Given a list of preferences find how many people can be satisfied at most

Problems and Contests
#1

Hello,
I’ve recently encountered a problem in an internal resource at work (thus cannot link) and tried for a couple of days to solve it and then to understand the solution. It seems like a relatively simple problem but for some reason I cannot grasp why and how the solution works.

Problem statement:
You are given a list of preferences in the form of tuples (A, B, C), standing for Apricot jam, Banana jam, Chocolate. You want to make cookies that use a mix of the three ingredients and serve them to your friends.
A friend will eat the cookies only if the ratio of the ingredients is above their expectations.

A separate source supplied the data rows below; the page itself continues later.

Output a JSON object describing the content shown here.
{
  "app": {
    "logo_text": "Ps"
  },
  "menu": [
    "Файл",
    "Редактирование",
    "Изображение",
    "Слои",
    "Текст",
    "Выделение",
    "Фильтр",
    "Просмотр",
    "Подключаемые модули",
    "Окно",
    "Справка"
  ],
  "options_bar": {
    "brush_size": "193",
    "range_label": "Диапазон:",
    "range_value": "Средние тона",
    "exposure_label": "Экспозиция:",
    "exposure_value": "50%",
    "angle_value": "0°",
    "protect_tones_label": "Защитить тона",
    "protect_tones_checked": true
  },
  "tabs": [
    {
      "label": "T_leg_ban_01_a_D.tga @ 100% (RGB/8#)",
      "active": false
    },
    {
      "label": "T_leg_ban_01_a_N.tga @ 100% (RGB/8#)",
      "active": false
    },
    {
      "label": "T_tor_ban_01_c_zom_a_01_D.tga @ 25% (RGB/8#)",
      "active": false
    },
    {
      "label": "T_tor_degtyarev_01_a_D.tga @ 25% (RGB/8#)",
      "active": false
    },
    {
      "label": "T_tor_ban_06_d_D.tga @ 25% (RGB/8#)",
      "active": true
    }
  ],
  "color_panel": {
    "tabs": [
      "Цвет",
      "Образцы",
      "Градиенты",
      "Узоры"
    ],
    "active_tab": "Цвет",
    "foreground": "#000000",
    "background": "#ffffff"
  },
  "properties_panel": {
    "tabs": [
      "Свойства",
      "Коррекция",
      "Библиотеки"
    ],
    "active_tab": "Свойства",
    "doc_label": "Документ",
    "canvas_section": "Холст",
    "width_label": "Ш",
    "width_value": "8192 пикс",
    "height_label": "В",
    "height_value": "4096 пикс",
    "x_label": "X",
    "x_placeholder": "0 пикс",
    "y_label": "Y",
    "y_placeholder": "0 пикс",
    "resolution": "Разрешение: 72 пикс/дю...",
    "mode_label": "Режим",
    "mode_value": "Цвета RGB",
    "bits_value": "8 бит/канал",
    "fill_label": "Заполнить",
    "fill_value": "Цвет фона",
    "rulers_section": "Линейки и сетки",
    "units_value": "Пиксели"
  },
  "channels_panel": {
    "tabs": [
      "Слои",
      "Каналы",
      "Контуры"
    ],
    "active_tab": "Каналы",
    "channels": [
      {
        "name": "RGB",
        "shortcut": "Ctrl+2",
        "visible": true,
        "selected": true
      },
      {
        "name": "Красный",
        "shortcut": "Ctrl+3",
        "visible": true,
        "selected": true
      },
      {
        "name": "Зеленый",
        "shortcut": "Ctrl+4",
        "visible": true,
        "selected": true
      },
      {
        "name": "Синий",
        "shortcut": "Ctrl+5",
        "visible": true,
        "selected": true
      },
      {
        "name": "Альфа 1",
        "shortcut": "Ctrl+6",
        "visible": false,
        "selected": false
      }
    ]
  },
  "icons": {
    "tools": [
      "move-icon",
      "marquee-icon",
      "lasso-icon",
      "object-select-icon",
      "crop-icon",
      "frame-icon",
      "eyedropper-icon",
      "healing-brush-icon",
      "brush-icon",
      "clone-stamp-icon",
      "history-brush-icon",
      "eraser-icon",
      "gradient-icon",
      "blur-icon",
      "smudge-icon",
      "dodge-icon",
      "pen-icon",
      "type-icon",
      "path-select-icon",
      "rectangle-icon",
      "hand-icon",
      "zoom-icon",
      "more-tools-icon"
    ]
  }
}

Given the list of preferences, how many friends can you satisfy at the same time?

0 <= A, B, C <= 10’000
A + B + C <= 10’000
Given a friend F and their preferences Af, Bf and Cf, they are satisfied if and only if the cookies contain at least Af apricot jam, Bf banana jam and Cf chocolate.

Solution in CPP:

constexpr int32_t APRICOT = 0;
constexpr int32_t BANANA = 1;
constexpr int32_t CHOCOLATE = 2;

int ingredient_ratios[5000][3];
int counts[10001];

int main() {
        int num_of_friends;
        cin >> num_of_friends;
        int ans = 0;
        for(int i = 0; i < n; i++) cin >> ingredient_ratios[i][APRICOT] >> ingredient_ratios[i][BANANA] >> ingredient_ratios[i][CHOCOLATE];
         
        for(int i = 0; i < num_of_friends; i++)
        {
            memset(counts, 0, sizeof(counts));
            for(int j = 0; j < num_of_friends; j++)
            {
                if(ingredient_ratios[j][APRICOT] <= ingredient_ratios[i][APRICOT])
                {
                    int b = ingredient_ratios[j][BANANA];
                    int c_start = ingredient_ratios[j][CHOCOLATE];
                    int c_max = 10000 - b - ingredient_ratios[i][APRICOT];
                    if(c_max >= c_start)
                    {
                        counts[c_start]++;
                        if(c_max<10000)
                            counts[c_max+1]--;
                        else counts[10000]--;
                    }
                }
            }
            int sum = 0;
            for(auto x: counts)
            {
                sum += x;
                ans = max(sum, ans);
            }
        }
        cout << ans << "\n";
    }
}

Why and how does this solve the problem? I think I sort of understand that when we sum the counts array, we’re always getting the max amount of people that can be satisfied by chocolate in range of C to C_max, but why is that sufficient to solve the problem? Doesn’t this solution miss some possible fits that could have higher Apricot jam content but less of the remaining ones required?

#2

If I read the problem correctly, then the solution would be to find the maximum amount of A, B, and C for each friend. If we make a cookie with A_mx + 1, B_mx + 1, C_mx + 1, then all friends will be satisfied as it’s the maximum plus 1.

#include "bits/stdc++.h"
using namespace std;

signed main() {
    ios::sync_with_stdio(false), cin.tie(nullptr);
    int n; cin >> n; // number of friends
    cout << n << "\n";
    return 0;
}

Note in my code that I didn’t find the max for A, B, and C because we already know that we can satisfy all friends.

#3

We are asked to find the maximum amount of friends that can be satisfied at the same time with 1 combination of A, B and C. Sorry if that was unclear.
In addition to that, please note that the solution I provided is not only correct, it is the fastest solution anyone at my company could figure out.

Here’s an example:
F1 (10’000, 0, 0)
F2 (3’000, 3’000, 3’000)

F1 requires at least 10’000 apricot jam, so F2 would be satisfied with the apricot jam as well. But F2 also requires 3’000 banana jam and 3’000 chocolate jam.
As the sum of A + B + C <= 10’000, we cannot satisfy both friends (because 10’000 + 3’000 + 3’000 would have been 16’000). As such, the maximum amount of friends that can be satisfied in this example is 1 (either F1 or F2).

Now consider this example:
F1(0, 2000, 3000)
F2(3333, 3333, 3333)
F3(3333, 3334, 3333)

Now we can satisfy all friends by taking F3’s preferences directly.

Another example:
F1(2000, 4000, 4000)
F2(3000, 5000, 2000)
F3(2000, 3000, 4000)

Now I believe we can satisfy at most 2 friends (namely F1 and F3). The sum for F3 is 2000 + 3000 + 4000 = 9000. So we have 1000 leftover. Thus, we can also make F1 by doing this: (2000, 3000 + leftover 1000, 4000) and we can satisfy them as well. But F3’s mix can never satisfy F2, we only have 1000 leftover and the difference between F2’s banana requirement and F3’s banana requirement is 2000.